Before you implement a policy, or take the shortcut, rather than asking yourself if you need one or whose you should copy, you should ask yourself “Why?”
As a lawyer, the obvious answer is risk mitigation. Can I reduce or completely avoid risks with a social media policy? Yes, if you have a policy and apply it, you can do some of that. If you check it off and then ignore, you may actually expose yourself to more liability. That is why the policy should be just as much about why as what. Doing it as an item to check off of a list of things to do is not going to motivate your team to follow it.
By way of example, the Coca-Cola Company has a good social media policy. They actually call it their Online Social Media Principles. You can review it to get started or for some ideas. I do the same. I don’t cut and paste it. Having spoken with one of their lawyers about this policy, it was a team effort. Legal was one part of it, along with management, HR, product development and others. Based on other conversations, it is that way with Hewlett Packard as well with their Blogging Code of Conduct.
I am guessing you are not Coca-Cola or HP and have different issues. Not to get too esoteric, but like most things in life, the success of a social media policy depends largely on the motivation for doing it.
Are you trying to encourage your team members to get involved in social media and promote your company? Can they do it while at work?

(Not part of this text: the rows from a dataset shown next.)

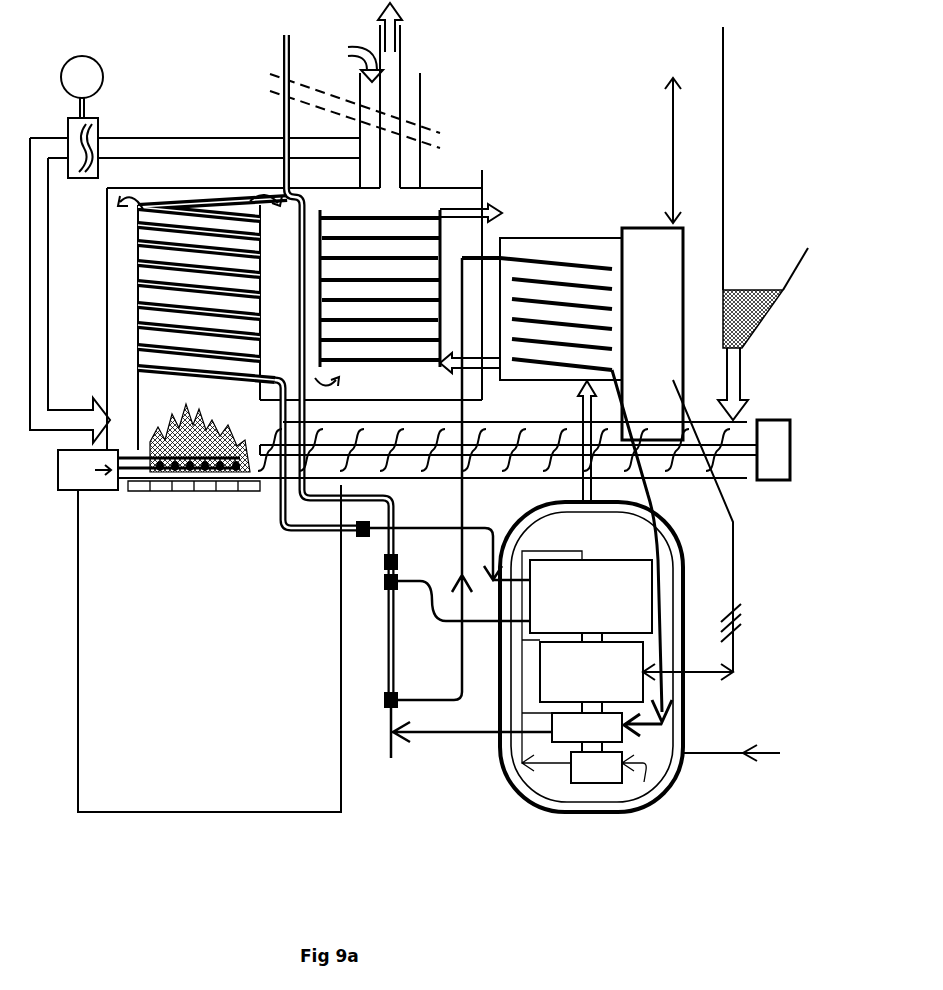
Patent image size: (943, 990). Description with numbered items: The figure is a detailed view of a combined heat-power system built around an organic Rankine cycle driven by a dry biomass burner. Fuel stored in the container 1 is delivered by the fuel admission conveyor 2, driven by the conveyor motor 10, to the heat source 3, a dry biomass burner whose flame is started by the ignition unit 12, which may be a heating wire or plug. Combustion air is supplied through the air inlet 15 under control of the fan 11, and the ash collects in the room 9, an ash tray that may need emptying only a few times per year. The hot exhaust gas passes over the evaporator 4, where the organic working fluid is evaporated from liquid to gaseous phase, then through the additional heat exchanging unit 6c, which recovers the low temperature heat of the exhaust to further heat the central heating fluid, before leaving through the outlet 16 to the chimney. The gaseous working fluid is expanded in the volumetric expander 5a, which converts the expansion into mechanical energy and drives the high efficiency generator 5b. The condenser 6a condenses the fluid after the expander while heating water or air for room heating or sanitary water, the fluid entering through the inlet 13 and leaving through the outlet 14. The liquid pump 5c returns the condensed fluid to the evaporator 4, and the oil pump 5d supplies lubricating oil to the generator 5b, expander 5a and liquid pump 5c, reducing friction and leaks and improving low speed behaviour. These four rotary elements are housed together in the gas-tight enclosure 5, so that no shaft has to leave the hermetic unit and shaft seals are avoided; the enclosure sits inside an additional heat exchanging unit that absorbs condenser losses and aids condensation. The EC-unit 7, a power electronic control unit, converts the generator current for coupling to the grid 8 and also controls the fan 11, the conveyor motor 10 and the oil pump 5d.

The container 1 is at (763, 223).
The fuel admission conveyor 2 is at (507, 436).
The heat source 3 is at (200, 436).
The evaporator 4 is at (197, 319).
The gas-tight enclosure 5 is at (616, 657).
The expander 5a is at (591, 596).
The generator 5b is at (591, 672).
The liquid pump 5c is at (587, 727).
The oil pump 5d is at (596, 767).
The condenser 6a is at (542, 295).
The heat exchanging unit 6c is at (408, 293).
The EC-unit 7 is at (652, 334).
The grid 8 is at (672, 136).
The room 9 is at (209, 648).
The conveyor motor 10 is at (773, 466).
The fan 11 is at (99, 113).
The ignition unit 12 is at (149, 470).
The inlet 13 is at (731, 736).
The outlet 14 is at (504, 179).
The air inlet 15 is at (347, 60).
The outlet 16 is at (407, 26).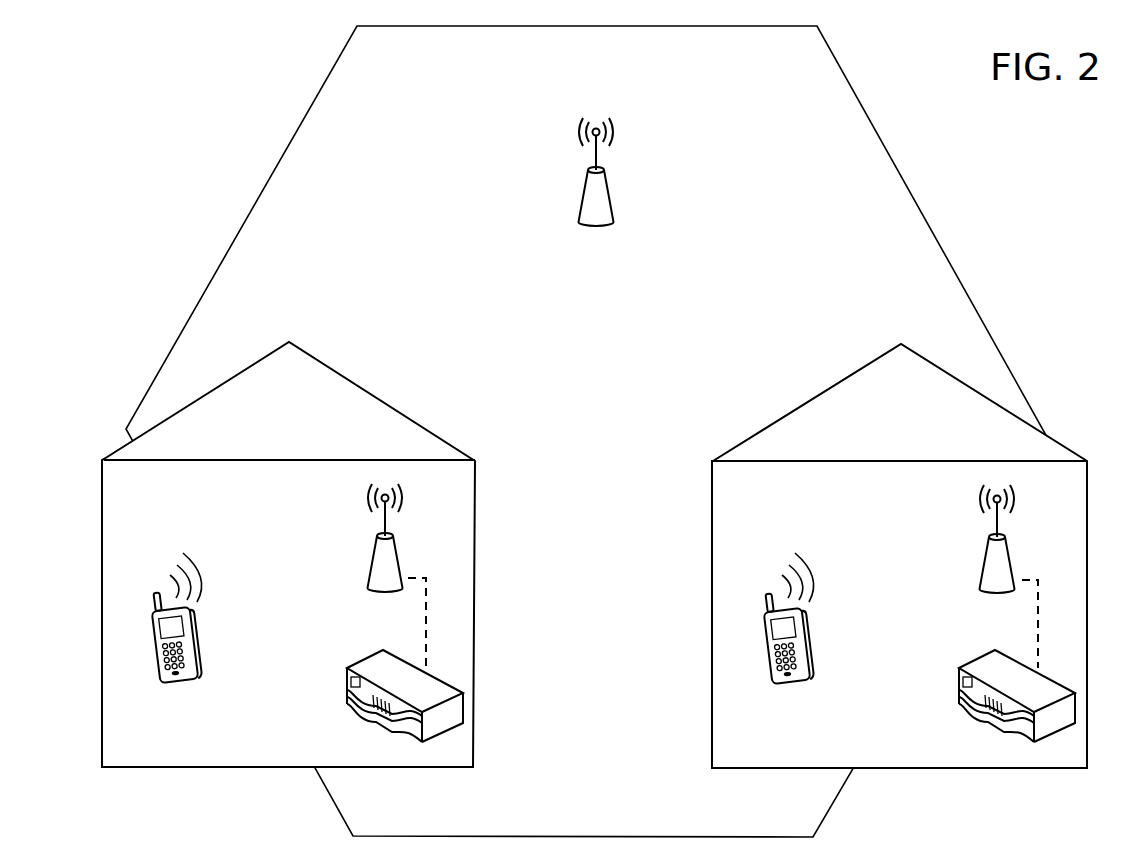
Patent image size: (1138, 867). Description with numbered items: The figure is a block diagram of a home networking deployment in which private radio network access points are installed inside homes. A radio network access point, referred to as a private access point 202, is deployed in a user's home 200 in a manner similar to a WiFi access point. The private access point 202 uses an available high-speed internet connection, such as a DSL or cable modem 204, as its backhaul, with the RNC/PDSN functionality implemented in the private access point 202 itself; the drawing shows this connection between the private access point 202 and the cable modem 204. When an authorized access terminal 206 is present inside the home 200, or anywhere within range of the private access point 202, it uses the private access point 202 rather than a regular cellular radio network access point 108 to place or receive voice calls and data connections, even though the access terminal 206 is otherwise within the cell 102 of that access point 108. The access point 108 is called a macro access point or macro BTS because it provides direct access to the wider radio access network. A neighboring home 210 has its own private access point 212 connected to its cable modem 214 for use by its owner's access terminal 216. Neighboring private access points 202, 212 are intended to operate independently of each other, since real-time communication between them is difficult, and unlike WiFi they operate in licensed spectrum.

The cell 102 is at (298, 96).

Are you a company that thrives on discretion and that is the last thing you want? Are you focused on products? B2B? B2C? Services? Do you have designated spokespersons and official social media channels? Do you already have a personnel manual that should be incorporated into your social media policy?
I’m a lawyer that drafts social media policies, so yes, legal is important. In one case, the Federal Trade Commission cited to the fact the company had a social media policy as part of the justification for dismissing an investigation about unlawful online endorsements. Social media raises certain legal issues that should be addressed and legal has a role in all of these. Your policy, however, will only be successful, if the key players buy in.